If you haven’t seen vole damage in your yard or garden this spring, consider yourself lucky! The sustained snow over our long winter created the perfect environment for these voracious rodents to nibble on shrubs, trees, and perennial plants with impunity! It’s definitely disheartening to see years of growth disappear over the winter. As I like to remind people, gardening is not for the faint of heart. Failures abound! It’s yet another way to test our resilience muscle.
As you’ll see in the video below, I share some of the damage that voles have done this year to my shrubs. Since making this video, all of the snow has melted and I’m seeing damage in other parts of the garden and food forest as well. In a way, after ten years on our homestead, I’m viewing this as a time of renewal and possible redesign. But that’s my attitude on positive days. Other days, I’m less generous and use nothing but expletives to describe those little buggers!
In the video, I also cover some strategies that I’ve heard to be effective at managing voles including:
- Cats – This is the most effective strategy by far. I explain why I don’t have one in the video.
- Mouse traps – I put the traps in small wooden boxes with an entrance so as to prevent birds from getting trapped.
- Sonic spikes – These work for some gardeners but haven’t been as effective for me.
- Creating raptor or snake habitat if that’s appropriate for your site.

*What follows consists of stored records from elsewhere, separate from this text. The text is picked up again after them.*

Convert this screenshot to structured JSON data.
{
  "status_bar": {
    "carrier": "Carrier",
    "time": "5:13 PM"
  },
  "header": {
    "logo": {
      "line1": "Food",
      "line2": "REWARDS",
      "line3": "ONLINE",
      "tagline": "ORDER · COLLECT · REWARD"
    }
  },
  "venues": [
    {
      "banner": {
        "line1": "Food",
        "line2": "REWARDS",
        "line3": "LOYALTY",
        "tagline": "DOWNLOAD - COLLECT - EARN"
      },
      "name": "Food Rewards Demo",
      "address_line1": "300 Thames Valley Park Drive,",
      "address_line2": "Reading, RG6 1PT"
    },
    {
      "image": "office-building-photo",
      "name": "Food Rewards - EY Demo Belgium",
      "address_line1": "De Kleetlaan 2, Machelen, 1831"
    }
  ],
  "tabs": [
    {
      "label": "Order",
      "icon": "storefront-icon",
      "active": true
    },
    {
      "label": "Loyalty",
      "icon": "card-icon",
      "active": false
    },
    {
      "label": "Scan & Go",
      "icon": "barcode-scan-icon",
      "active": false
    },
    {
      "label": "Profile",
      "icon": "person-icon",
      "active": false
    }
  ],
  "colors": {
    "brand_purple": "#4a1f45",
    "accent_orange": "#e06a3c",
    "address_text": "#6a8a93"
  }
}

Given the damage this year, my plan is to try any and all strategies and hope to make a dent in the population. Earlier in my homesteading life, I probably would have taken this setback with a lot less grace. Over the years, I’ve learned that this is the dance we engage in every season when we’re in relationship with the land and all of the creatures who inhabit it.
Ultimately, skyrocketing rodent populations are indicative of a larger ecosystem that is out of balance. We’ve lost our predators in more urban environments through development, habitat loss and human population growth. The conversation I continue to have is how we can play a part in bringing that back into balance.